I understand that Oisin is not looking to incorporate their gene into the cell's DNA, but that only solves one problem. What about lack of delivery efficiency? Gene silencing? Immunogenicity? The need for broad specificity for the target senescent cells, but a narrow specificity for all other cells in the body? Phagocytosis? Triggering shock? Ensuring its uptake into the correct cellular compartments but not the wrong ones?

Posted by: Jim at February 1st, 2017 4:49 AM

@Antonio - well they just say "The second component is a unique liposomal vector that is capable of transporting our gene sequence into virtually any cell in the body. This vector is unique in that it both very efficient, and appears to be very safe even at extremely high doses."

If it works in vivo and in humans that would be a big advance, and Oisin might be worth a small fortune. So I hope it works.

Posted by: Jim at February 1st, 2017 6:28 AM

@Jim: I would imagine it won't be too long now before Oisin exits the early quiet stage of company development, and more information will become available on their methodology and results to date. There's not much more I can tell you than the contents of that interview, unfortunately.

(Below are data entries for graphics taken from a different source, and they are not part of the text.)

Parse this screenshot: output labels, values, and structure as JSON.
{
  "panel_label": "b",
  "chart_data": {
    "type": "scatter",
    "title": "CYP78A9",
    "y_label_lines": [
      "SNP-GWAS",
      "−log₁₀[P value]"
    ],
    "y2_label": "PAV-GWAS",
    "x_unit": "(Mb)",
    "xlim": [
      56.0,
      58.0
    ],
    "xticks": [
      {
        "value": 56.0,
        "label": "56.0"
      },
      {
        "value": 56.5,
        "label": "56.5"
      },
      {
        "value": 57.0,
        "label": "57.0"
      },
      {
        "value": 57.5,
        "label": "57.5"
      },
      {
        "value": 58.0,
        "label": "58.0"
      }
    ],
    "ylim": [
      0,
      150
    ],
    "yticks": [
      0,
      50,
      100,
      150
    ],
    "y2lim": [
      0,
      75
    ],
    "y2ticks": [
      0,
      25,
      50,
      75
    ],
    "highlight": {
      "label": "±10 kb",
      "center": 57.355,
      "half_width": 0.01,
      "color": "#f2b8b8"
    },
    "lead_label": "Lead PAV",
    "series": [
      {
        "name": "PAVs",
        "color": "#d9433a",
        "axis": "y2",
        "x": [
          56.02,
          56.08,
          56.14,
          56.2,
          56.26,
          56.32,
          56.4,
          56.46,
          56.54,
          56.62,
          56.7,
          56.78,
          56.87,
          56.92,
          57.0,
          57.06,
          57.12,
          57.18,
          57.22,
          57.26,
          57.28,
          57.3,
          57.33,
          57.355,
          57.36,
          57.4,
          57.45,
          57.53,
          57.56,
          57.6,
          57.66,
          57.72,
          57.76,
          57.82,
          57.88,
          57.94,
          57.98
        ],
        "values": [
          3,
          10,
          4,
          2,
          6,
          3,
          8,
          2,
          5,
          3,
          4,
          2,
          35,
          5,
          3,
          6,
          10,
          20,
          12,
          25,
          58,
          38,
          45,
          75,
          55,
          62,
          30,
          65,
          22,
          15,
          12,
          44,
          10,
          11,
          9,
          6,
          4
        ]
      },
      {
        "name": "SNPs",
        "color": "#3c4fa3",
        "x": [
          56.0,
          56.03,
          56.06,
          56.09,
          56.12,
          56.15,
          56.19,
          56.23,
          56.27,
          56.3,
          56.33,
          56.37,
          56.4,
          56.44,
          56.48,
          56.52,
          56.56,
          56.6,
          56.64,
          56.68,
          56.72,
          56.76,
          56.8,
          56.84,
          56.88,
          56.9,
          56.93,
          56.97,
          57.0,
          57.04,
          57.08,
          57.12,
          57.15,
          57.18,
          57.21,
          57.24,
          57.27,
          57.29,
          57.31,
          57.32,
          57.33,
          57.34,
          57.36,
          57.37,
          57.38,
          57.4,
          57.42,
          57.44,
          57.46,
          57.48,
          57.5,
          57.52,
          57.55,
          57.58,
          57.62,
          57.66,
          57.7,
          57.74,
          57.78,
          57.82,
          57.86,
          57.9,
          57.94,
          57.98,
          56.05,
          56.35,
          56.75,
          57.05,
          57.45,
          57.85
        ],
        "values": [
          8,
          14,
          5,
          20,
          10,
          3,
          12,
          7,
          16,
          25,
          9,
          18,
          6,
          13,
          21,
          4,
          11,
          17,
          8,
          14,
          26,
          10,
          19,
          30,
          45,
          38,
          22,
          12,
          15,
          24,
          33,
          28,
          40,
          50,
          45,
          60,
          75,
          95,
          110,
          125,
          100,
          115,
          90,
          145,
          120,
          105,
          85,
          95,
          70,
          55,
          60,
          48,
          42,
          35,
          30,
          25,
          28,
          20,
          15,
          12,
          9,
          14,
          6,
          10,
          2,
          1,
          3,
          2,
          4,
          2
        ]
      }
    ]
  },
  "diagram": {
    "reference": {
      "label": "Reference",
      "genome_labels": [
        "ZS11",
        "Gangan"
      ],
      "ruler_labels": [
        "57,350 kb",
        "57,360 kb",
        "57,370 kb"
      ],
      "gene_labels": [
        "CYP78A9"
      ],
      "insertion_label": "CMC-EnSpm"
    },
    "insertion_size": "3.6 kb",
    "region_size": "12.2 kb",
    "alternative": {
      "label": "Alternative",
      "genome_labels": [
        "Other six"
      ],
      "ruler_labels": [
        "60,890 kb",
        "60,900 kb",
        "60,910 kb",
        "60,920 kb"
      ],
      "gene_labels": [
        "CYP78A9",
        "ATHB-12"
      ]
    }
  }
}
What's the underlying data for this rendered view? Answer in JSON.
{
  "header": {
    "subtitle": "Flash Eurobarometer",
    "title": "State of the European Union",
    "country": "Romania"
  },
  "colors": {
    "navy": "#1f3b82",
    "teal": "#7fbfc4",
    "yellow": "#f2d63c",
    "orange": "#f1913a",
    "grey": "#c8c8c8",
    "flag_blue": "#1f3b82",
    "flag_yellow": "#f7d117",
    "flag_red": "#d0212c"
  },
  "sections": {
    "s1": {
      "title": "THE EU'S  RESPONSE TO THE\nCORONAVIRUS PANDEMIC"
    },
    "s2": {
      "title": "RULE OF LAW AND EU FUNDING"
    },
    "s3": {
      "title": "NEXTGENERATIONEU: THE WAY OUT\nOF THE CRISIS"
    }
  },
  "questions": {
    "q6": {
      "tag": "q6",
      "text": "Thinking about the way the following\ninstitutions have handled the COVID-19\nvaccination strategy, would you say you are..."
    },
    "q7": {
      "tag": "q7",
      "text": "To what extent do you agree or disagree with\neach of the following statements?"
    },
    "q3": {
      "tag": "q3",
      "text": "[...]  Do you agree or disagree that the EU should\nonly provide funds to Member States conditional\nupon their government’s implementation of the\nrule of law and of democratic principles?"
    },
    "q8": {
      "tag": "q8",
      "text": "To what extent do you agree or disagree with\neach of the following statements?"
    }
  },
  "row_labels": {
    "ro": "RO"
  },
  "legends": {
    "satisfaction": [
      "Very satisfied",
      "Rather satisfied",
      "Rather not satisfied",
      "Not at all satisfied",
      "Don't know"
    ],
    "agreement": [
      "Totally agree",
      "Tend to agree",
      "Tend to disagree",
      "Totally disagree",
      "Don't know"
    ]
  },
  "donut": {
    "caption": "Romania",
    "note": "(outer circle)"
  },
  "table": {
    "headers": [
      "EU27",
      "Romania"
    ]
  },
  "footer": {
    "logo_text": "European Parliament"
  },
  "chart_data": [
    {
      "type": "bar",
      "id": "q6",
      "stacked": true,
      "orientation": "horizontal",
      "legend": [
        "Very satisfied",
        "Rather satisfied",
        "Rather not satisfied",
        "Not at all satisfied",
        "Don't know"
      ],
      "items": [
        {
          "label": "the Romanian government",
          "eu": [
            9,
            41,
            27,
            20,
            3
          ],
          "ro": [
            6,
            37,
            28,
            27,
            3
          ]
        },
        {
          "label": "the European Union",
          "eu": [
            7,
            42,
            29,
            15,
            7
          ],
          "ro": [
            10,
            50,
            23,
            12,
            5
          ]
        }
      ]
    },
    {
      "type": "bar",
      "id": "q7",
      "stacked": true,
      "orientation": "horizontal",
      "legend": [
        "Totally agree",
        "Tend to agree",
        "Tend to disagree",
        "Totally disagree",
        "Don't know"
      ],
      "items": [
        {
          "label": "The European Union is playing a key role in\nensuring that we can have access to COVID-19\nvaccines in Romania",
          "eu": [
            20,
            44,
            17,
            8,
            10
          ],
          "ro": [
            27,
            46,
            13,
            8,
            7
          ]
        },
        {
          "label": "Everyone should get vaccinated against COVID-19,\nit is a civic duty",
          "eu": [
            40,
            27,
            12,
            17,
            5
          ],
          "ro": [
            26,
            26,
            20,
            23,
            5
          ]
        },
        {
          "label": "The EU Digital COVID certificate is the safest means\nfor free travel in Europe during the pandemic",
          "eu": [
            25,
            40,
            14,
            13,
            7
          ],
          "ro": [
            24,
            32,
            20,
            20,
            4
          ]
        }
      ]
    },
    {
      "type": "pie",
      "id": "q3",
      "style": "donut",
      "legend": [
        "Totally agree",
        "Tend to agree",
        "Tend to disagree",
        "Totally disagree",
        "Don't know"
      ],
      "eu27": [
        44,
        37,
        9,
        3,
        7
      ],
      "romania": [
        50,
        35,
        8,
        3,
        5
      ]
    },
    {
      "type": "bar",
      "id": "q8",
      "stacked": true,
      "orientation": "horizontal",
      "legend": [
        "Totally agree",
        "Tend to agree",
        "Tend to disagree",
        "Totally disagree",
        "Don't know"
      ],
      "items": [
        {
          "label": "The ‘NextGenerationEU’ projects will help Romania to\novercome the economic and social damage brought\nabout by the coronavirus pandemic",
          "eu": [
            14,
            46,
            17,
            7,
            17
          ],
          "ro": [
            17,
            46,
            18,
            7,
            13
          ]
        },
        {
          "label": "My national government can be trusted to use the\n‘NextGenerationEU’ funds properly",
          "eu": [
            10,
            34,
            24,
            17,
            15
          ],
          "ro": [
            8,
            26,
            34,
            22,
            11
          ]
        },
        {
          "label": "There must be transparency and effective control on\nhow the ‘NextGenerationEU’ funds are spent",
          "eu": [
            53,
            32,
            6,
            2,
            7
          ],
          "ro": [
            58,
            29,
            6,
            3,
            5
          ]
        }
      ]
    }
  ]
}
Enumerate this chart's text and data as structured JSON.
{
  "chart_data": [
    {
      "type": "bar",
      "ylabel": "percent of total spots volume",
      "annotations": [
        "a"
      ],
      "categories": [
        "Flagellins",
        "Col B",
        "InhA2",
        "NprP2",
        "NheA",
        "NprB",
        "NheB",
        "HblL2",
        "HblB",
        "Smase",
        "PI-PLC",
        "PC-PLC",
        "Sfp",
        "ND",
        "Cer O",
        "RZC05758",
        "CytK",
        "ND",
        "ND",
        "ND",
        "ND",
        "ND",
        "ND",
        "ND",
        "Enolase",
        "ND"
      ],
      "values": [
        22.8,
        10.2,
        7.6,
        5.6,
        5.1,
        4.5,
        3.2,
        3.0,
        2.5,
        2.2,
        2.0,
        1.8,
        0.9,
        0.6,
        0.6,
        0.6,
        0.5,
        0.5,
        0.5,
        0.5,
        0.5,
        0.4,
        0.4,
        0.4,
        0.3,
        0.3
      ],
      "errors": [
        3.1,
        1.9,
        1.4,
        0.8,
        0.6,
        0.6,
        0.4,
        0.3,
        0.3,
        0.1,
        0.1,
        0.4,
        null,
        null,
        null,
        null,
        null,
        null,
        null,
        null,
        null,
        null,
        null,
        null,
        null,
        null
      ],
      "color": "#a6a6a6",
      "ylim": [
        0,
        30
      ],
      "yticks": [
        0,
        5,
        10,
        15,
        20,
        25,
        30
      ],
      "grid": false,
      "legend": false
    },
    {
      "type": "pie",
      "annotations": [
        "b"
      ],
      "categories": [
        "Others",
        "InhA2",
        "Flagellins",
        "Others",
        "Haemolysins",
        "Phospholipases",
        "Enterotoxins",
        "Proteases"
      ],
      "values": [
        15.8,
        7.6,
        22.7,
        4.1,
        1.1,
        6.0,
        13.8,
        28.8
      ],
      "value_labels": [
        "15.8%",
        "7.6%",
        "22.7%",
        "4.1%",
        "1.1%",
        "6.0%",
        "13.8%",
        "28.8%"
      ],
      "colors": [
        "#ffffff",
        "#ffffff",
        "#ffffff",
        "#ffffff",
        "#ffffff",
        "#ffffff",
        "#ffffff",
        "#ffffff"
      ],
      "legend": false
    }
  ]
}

Posted by: Reason at February 1st, 2017 7:42 AM

@Jim: I can't go into too much detail at this time, but I will say that delivery efficiency is turning out not to be an issue for us, though each tissue necessarily has different transfection efficiency. Immunogenicity has generally not been an issue for neutral liposomes, which we are. We expect to have further immunogenicity data from GLP tox by the end of 2017. Our current tox data is very positive.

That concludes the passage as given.